Significant commitments announced during the past fiscal year, which ended on June 30, include a $100 million donation from homebuilding magnate Eli Broad and his family to finance genomics research; $20 million from Saudi Prince Alwaleed Bin Talal to fund a program for Islamic studies; and the $50 million University Professorship Challenge, a matching fund established by six alumni.

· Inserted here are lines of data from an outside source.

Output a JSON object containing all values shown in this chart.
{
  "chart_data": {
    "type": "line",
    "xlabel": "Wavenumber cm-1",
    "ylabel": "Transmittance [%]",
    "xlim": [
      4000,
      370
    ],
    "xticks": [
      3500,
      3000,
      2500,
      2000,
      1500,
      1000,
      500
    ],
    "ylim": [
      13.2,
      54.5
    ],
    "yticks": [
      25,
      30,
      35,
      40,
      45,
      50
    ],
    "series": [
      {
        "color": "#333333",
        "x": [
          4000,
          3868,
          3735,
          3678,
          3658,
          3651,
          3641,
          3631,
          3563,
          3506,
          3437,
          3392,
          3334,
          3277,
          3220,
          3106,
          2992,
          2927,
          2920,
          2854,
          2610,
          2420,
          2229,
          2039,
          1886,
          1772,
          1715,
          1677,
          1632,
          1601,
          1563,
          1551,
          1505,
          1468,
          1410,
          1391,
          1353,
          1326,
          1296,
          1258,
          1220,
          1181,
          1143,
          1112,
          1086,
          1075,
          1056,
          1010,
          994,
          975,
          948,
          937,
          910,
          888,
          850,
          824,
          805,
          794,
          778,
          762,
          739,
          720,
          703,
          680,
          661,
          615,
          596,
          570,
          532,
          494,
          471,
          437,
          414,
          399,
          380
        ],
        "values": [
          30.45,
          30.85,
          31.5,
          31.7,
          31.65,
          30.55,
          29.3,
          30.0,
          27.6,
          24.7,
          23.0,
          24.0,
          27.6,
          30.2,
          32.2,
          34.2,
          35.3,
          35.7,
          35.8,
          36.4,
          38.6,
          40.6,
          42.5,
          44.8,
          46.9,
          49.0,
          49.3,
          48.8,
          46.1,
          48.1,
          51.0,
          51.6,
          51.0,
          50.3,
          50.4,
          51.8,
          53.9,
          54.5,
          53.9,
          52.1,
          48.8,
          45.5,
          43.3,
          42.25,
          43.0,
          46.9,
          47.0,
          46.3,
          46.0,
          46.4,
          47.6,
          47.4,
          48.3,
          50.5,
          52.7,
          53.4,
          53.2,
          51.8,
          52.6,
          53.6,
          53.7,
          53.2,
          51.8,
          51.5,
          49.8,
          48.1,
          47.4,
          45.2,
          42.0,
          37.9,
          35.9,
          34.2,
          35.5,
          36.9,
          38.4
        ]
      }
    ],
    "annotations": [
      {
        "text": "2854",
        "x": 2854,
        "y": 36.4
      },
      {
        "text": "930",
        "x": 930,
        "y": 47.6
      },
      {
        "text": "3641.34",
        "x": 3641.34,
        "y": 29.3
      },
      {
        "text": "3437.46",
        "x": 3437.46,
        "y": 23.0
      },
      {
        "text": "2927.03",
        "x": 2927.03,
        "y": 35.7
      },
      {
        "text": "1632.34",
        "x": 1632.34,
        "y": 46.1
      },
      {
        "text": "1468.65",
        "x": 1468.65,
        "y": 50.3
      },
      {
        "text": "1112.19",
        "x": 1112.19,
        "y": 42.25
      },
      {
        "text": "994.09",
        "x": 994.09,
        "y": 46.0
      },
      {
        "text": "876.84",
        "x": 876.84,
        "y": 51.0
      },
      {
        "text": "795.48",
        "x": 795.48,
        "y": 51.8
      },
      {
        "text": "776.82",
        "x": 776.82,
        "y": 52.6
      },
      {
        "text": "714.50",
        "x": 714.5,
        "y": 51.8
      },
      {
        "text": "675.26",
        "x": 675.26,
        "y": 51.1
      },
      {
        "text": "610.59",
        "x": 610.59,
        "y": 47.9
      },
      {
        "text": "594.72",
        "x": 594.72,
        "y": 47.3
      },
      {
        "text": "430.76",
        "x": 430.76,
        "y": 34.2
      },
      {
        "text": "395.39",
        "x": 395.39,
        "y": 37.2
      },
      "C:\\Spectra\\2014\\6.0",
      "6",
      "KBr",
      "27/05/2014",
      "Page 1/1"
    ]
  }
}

The strong fundraising returns came amid fears that large donors would table their gifts in the wake of University President Lawrence H. Summers’ departure. Lawrence J. Ellison, chief executive of Oracle Corp., called off his plans to donate $115 million and create the Ellison Institute for World Health—a decision he attributed to Summers’ resignation. At least three other substantial gifts were cancelled, including $100 million from publisher and real-estate tycoon Mortimer Zuckerman, $100 million from former Harvard Corporation member Richard A. Smith ’46, and $75 million from banker David Rockefeller ’36, The Wall Street Journal reported in July.

Interim President Derek C. Bok said in May that he expects to see a temporary drop in gift-giving over the coming year as donors wait for a permanent president to take office.

“I think a number of donors will probably feel that they will like to wait and see who the next president is before making commitments,” Bok said.

But, he added, “I don’t think the total amount over a two, three-year period will be affected.”

Harvard will also wait until a permanent president takes office before launching its multi-billion-dollar capital campaign, which could be the largest in higher-ed history. The public launch of the campaign has already slipped from Harvard officials’ initial expectations.

“Quite naturally, we think that any University campaign will be most successful with a president in place, so any decisions about that will likely wait” until a new leader takes charge, Rapier said in an interview last spring.

The University’s most successful fundraising year was 2001, in which Harvard raised $658 million in nominal terms. Harvard fundraisers attribute that year’s total to several unusually large one-time gifts, including a $50 million donation from the Ford Foundation.